The Earth is beset by earthquakes and storms. Scientists can’t figure out the source of these strange occurrences, but one theory is that a rogue planet has entered the solar system and is causing havoc. Commander Rod Jackson (Giacomo Rossi Stuart) is sent to Gamma One to begin the investigation. He is at odds with Lieutenant Dubrowski (Pietro Martellanza), but the two get along well enough to locate the planet. It’s a strange world though, it has a low density, it can expel gasses to navigate, and it can fire off swarms of meteors at attackers. Commander Jackson realizes that the planet is alive and that it could destroy the Earth.
|"Activate your Flowbee 3000, men!"|
War Between the Planets plays out like a talky Gorath (1962) mixed in with Battle of the Worlds (1963). The idea of a killer world coming to destroy Earth is an intriguing one, and it’s a shame the movie seems much more invested in following its two macho leads as they continually lock horns over women. It’s the route to economical film making, but it isn’t necessarily a pleasant one. It would help if either space stud, Rod Jackson or Lieutenant Dubrowski were likeable. I imagine the goal was to make them passionate alpha male adventurer types, but I was mostly looking forward to the planet eating them.
Perhaps Margheriti knew that his special effects sequences weren’t going to be very successful, so he doubled down on the interpersonal drama. There are a few great model effects, including a city and Gamma One itself. Anytime an astronaut is in space things take a turn for the comical with obvious wires holding up actors who are doing their best to not flail around but failing miserably. This even extends to the model astronauts as they zip around the evil planet, looking more like they are hanging from a child’s mobile in a crib than anything else. The living interior of the planet is much more successful with its blood red walls and long snaking arteries that serve as astronaut grasping tentacles.
|"I proclaim this place, Planet Hemorrhoid!"|
There is something wonderfully childlike about the whole endeavor when it finally gets to the action in the 3rd act.
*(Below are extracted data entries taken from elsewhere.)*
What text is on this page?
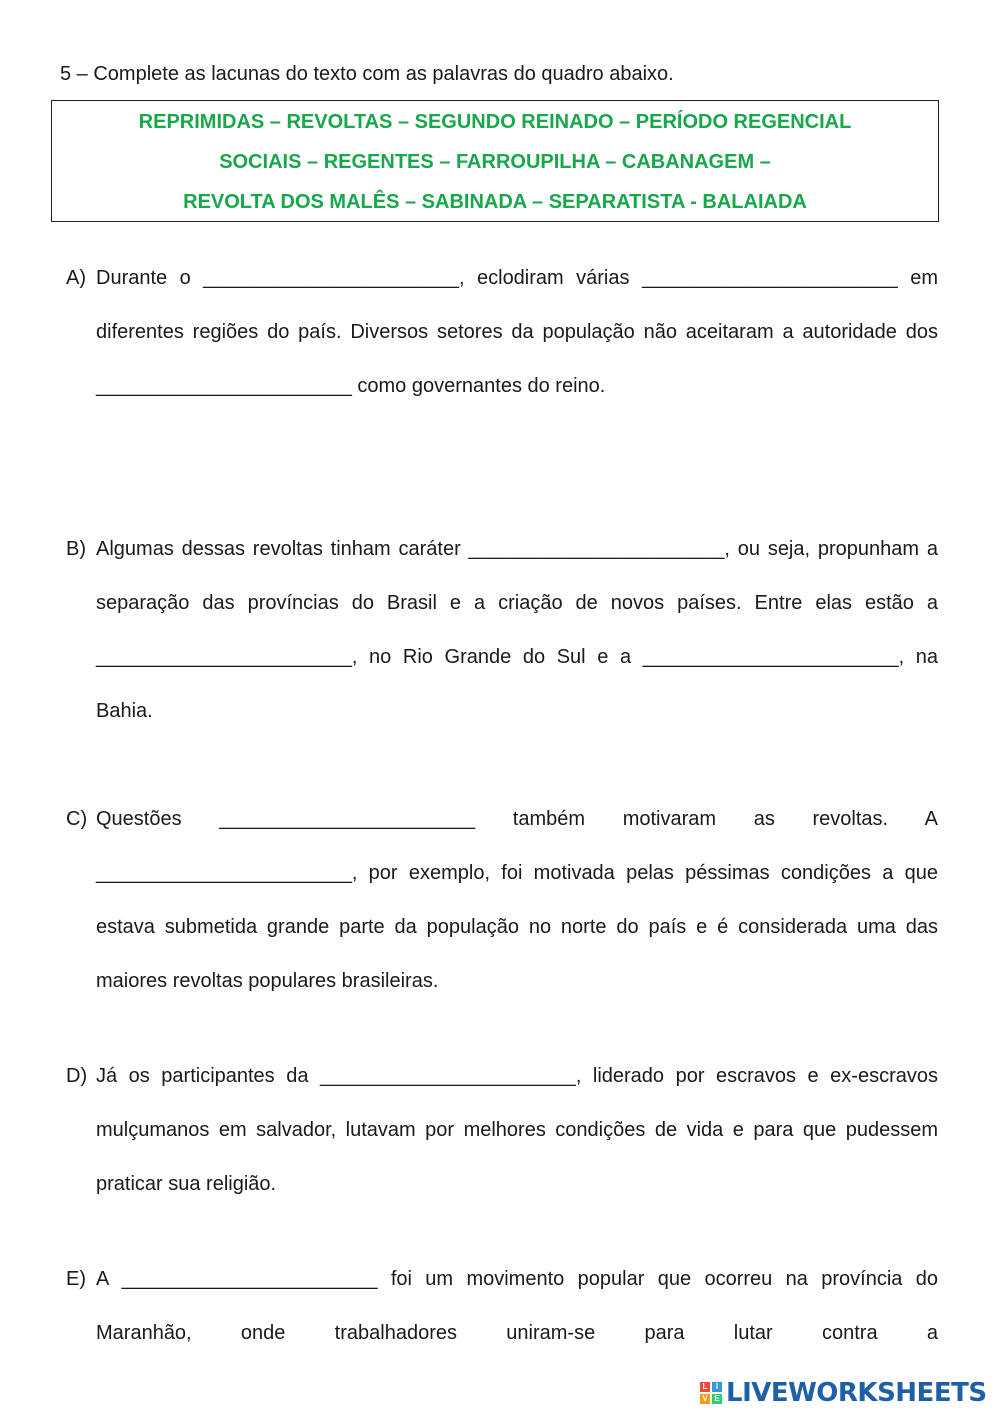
5 – Complete as lacunas do texto com as palavras do quadro abaixo.
REPRIMIDAS – REVOLTAS – SEGUNDO REINADO – PERÍODO REGENCIAL
SOCIAIS – REGENTES – FARROUPILHA – CABANAGEM –
REVOLTA DOS MALÊS – SABINADA – SEPARATISTA - BALAIADA
A) Durante o _______________________, eclodiram várias _______________________ em diferentes regiões do país. Diversos setores da população não aceitaram a autoridade dos _______________________ como governantes do reino.
B) Algumas dessas revoltas tinham caráter _______________________, ou seja, propunham a separação das províncias do Brasil e a criação de novos países. Entre elas estão a _______________________, no Rio Grande do Sul e a _______________________, na Bahia.
C) Questões _______________________ também motivaram as revoltas. A _______________________, por exemplo, foi motivada pelas péssimas condições a que estava submetida grande parte da população no norte do país e é considerada uma das maiores revoltas populares brasileiras.
D) Já os participantes da _______________________, liderado por escravos e ex-escravos mulçumanos em salvador, lutavam por melhores condições de vida e para que pudessem praticar sua religião.
E) A _______________________ foi um movimento popular que ocorreu na província do Maranhão, onde trabalhadores uniram-se para lutar contra a
L	I
V E LIVEWORKSHEETS
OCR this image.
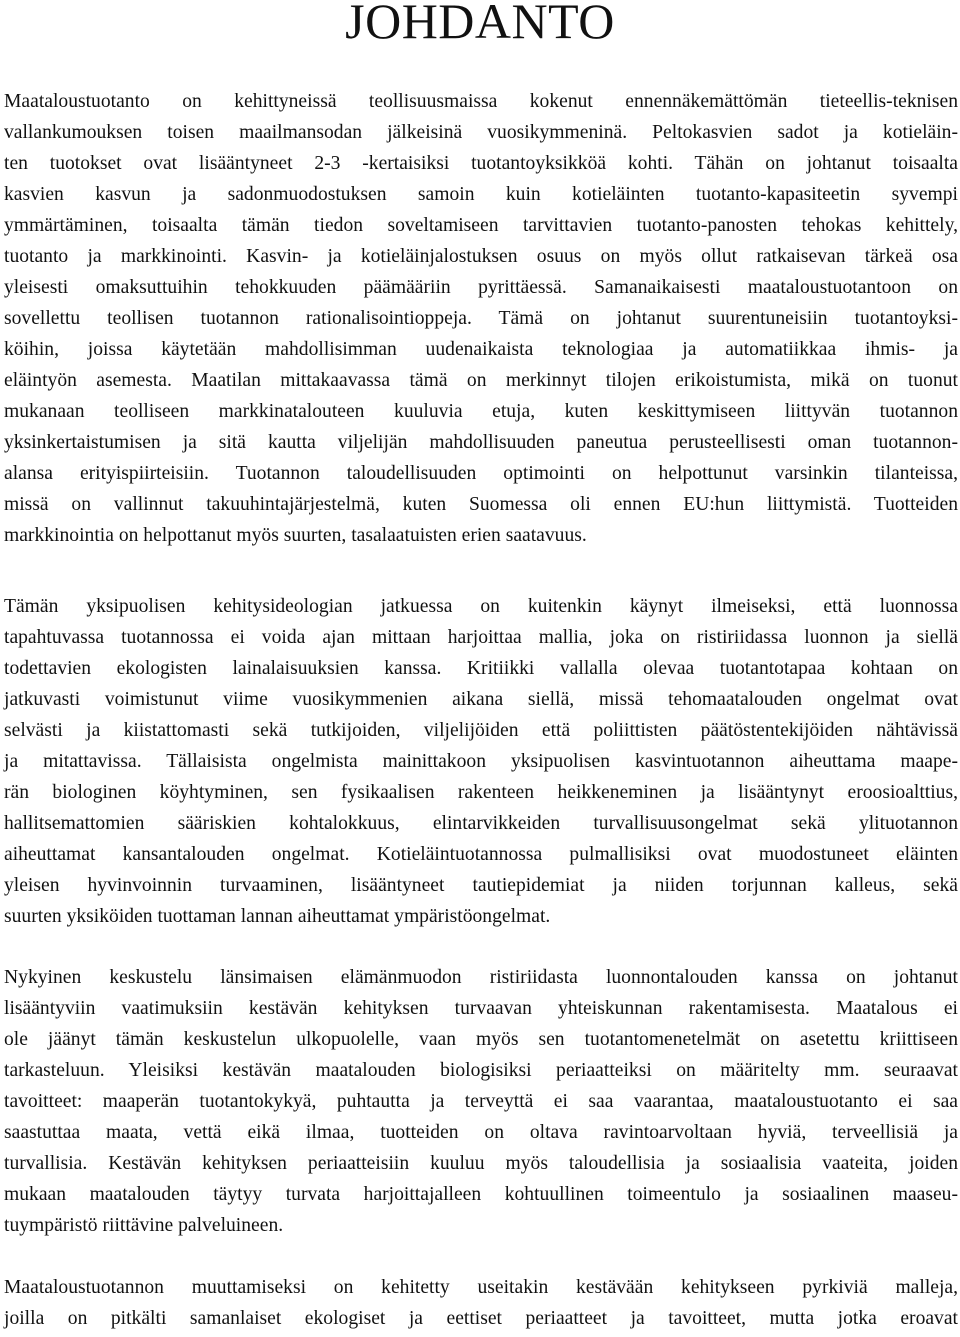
JOHDANTO
Maataloustuotanto on kehittyneissä teollisuusmaissa kokenut ennennäkemättömän tieteellis-teknisen
vallankumouksen toisen maailmansodan jälkeisinä vuosikymmeninä. Peltokasvien sadot ja kotieläin-
ten tuotokset ovat lisääntyneet 2-3 -kertaisiksi tuotantoyksikköä kohti. Tähän on johtanut toisaalta
kasvien kasvun ja sadonmuodostuksen samoin kuin kotieläinten tuotanto-kapasiteetin syvempi
ymmärtäminen, toisaalta tämän tiedon soveltamiseen tarvittavien tuotanto-panosten tehokas kehittely,
tuotanto ja markkinointi. Kasvin- ja kotieläinjalostuksen osuus on myös ollut ratkaisevan tärkeä osa
yleisesti omaksuttuihin tehokkuuden päämääriin pyrittäessä. Samanaikaisesti maataloustuotantoon on
sovellettu teollisen tuotannon rationalisointioppeja. Tämä on johtanut suurentuneisiin tuotantoyksi-
köihin, joissa käytetään mahdollisimman uudenaikaista teknologiaa ja automatiikkaa ihmis- ja
eläintyön asemesta. Maatilan mittakaavassa tämä on merkinnyt tilojen erikoistumista, mikä on tuonut
mukanaan teolliseen markkinatalouteen kuuluvia etuja, kuten keskittymiseen liittyvän tuotannon
yksinkertaistumisen ja sitä kautta viljelijän mahdollisuuden paneutua perusteellisesti oman tuotannon-
alansa erityispiirteisiin. Tuotannon taloudellisuuden optimointi on helpottunut varsinkin tilanteissa,
missä on vallinnut takuuhintajärjestelmä, kuten Suomessa oli ennen EU:hun liittymistä. Tuotteiden
markkinointia on helpottanut myös suurten, tasalaatuisten erien saatavuus.
Tämän yksipuolisen kehitysideologian jatkuessa on kuitenkin käynyt ilmeiseksi, että luonnossa
tapahtuvassa tuotannossa ei voida ajan mittaan harjoittaa mallia, joka on ristiriidassa luonnon ja siellä
todettavien ekologisten lainalaisuuksien kanssa. Kritiikki vallalla olevaa tuotantotapaa kohtaan on
jatkuvasti voimistunut viime vuosikymmenien aikana siellä, missä tehomaatalouden ongelmat ovat
selvästi ja kiistattomasti sekä tutkijoiden, viljelijöiden että poliittisten päätöstentekijöiden nähtävissä
ja mitattavissa. Tällaisista ongelmista mainittakoon yksipuolisen kasvintuotannon aiheuttama maape-
rän biologinen köyhtyminen, sen fysikaalisen rakenteen heikkeneminen ja lisääntynyt eroosioalttius,
hallitsemattomien sääriskien kohtalokkuus, elintarvikkeiden turvallisuusongelmat sekä ylituotannon
aiheuttamat kansantalouden ongelmat. Kotieläintuotannossa pulmallisiksi ovat muodostuneet eläinten
yleisen hyvinvoinnin turvaaminen, lisääntyneet tautiepidemiat ja niiden torjunnan kalleus, sekä
suurten yksiköiden tuottaman lannan aiheuttamat ympäristöongelmat.
Nykyinen keskustelu länsimaisen elämänmuodon ristiriidasta luonnontalouden kanssa on johtanut
lisääntyviin vaatimuksiin kestävän kehityksen turvaavan yhteiskunnan rakentamisesta. Maatalous ei
ole jäänyt tämän keskustelun ulkopuolelle, vaan myös sen tuotantomenetelmät on asetettu kriittiseen
tarkasteluun. Yleisiksi kestävän maatalouden biologisiksi periaatteiksi on määritelty mm. seuraavat
tavoitteet: maaperän tuotantokykyä, puhtautta ja terveyttä ei saa vaarantaa, maataloustuotanto ei saa
saastuttaa maata, vettä eikä ilmaa, tuotteiden on oltava ravintoarvoltaan hyviä, terveellisiä ja
turvallisia. Kestävän kehityksen periaatteisiin kuuluu myös taloudellisia ja sosiaalisia vaateita, joiden
mukaan maatalouden täytyy turvata harjoittajalleen kohtuullinen toimeentulo ja sosiaalinen maaseu-
tuympäristö riittävine palveluineen.
Maataloustuotannon muuttamiseksi on kehitetty useitakin kestävään kehitykseen pyrkiviä malleja,
joilla on pitkälti samanlaiset ekologiset ja eettiset periaatteet ja tavoitteet, mutta jotka eroavat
Maybe it’s the shiny bright colors of the models, the obvious strings, and bubbling red slime of the killer planet, but things start to feel like the fanciest toy commercial for a play set that never existed. This is the kind of movie that is perfect for Saturday mornings as you sit and eat a bowl of cereal and idly read comic books until the giant red planet on screen eats its first spaceship. Then it’s time to watch, but prior to that point, its an excruciating experience.